Data storage space for system backups

You will also probably design an NNMi with regular backups, which have to be stored in some external data storage. Consider a dedicated safe data storage place for your backups.

Infrastructure device naming convention

Another recommended, but not necessary, task is to make sure that your managed nodes follow your infrastructure's naming convention. There is no technical limitation and NNMi will work in either of the following ways:

  • No naming convention at all

  • Device names were changed after NNMi completed node discovery

  • Naming convention was applied before NNMi implementation

This recommendation is about your own convenience. First of all, you will need to make sure that node names have changed in NNMi after you changed them on managed devices. Then, if you have used some long-term data for analysis, name changes will make a mess in your reports. If you have implemented some integration with third party tools on your own, you may have some integration issues if your API wasn't designed to be ready for node name changes.

Licensing policy

NNMi is licensed by discovered nodes. One node-one license and it doesn't matter whether it is a switch with several dozens of interfaces or just a workstation with one network interface. It is a good practice to design the network discovery to discover only nodes which are needed to monitor and avoid any additional nodes as much as possible, for the following reasons:

  • You may reach your license limit very fast. Please be aware that unlike NNMi 7.x and its previous versions, NNMi 8.x and newer do not discover any additional nodes when the license limit is reached.

  • The more devices that are being polled, the more the server is loaded. In other words, by monitoring unnecessary nodes, either the server works slower, or extra hardware is purchased for upgrades to maintain system performance.

Also, keep in mind that NNMi counts nodes that are discovered. So even if you have set a node to an unmanaged mode, it is still counted against licensing policy.

NNMi installation comes with a 250 nodes license for 30 days, and it includes NNMi Advanced and NNMi iSPI NET features for the same period of time. You don't need to reinstall NNMi if you have decided to add your permanent license on top of the trial version, even if your permanent license has the standard edition.
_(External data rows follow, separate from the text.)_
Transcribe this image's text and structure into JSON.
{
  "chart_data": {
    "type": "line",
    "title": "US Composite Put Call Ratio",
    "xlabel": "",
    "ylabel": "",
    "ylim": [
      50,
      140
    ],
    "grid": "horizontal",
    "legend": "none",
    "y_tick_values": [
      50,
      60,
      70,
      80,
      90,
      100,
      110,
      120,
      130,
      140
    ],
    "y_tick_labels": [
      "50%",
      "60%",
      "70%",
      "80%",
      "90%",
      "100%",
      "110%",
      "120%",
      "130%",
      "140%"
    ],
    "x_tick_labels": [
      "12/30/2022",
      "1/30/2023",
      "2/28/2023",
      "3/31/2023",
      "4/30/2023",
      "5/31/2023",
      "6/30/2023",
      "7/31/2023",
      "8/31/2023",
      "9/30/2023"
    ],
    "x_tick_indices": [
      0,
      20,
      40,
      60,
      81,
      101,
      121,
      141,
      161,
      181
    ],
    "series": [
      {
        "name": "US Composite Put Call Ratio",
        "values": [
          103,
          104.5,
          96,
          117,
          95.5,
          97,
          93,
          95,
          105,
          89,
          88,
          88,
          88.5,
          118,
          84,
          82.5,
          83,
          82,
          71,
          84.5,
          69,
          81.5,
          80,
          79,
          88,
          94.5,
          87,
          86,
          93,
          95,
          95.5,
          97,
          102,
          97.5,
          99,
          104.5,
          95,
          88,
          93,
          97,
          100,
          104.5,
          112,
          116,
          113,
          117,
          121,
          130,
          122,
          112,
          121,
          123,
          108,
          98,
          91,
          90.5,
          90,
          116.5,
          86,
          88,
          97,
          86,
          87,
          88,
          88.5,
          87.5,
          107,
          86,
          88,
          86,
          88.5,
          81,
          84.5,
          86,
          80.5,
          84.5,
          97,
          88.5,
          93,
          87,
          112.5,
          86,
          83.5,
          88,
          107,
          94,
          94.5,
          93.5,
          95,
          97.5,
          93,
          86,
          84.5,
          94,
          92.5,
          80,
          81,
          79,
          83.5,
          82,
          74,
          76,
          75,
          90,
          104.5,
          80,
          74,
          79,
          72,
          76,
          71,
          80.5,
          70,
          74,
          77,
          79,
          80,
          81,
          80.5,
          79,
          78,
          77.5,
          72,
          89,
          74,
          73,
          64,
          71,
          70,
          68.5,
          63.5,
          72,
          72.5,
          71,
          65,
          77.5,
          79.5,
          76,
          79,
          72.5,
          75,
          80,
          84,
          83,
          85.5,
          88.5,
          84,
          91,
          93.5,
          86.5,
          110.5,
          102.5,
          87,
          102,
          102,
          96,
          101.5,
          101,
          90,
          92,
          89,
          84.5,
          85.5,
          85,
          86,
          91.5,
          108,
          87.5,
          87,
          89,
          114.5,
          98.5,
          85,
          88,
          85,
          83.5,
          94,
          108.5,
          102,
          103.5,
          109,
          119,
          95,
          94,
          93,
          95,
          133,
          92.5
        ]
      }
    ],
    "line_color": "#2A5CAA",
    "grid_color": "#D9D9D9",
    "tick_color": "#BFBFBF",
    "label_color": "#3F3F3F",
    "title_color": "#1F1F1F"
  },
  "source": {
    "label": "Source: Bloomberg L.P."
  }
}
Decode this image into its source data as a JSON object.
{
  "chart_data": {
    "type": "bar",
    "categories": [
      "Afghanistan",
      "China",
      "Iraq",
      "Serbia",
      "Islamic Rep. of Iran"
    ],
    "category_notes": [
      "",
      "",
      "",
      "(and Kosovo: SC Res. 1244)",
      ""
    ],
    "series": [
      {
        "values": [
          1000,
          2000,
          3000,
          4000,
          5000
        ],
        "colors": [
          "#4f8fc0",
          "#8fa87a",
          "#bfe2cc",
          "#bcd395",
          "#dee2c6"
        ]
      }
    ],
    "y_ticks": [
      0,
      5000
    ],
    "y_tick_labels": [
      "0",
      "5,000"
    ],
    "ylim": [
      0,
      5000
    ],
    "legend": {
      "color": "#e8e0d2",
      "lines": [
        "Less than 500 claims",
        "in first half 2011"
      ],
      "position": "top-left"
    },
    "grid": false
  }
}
To check what license is installed currently, go to Help | About HP Network Node Manager i-series:

Licenses are sold by 50 node incremental, that is, if you monitor 125 nodes, you need 3 by 50 nodes licenses. As soon as the amount of your discovered nodes is over 150, you will need additional 50 nodes licenses (even if you have just one node over; that is, 151 nodes require 200 nodes licenses).

iSPIs are licensed separately and each of them has its own licensing policy. Read each iSPI's release note when you size your system or contact HP representatives if you need assistance counting required iSPI license capacity.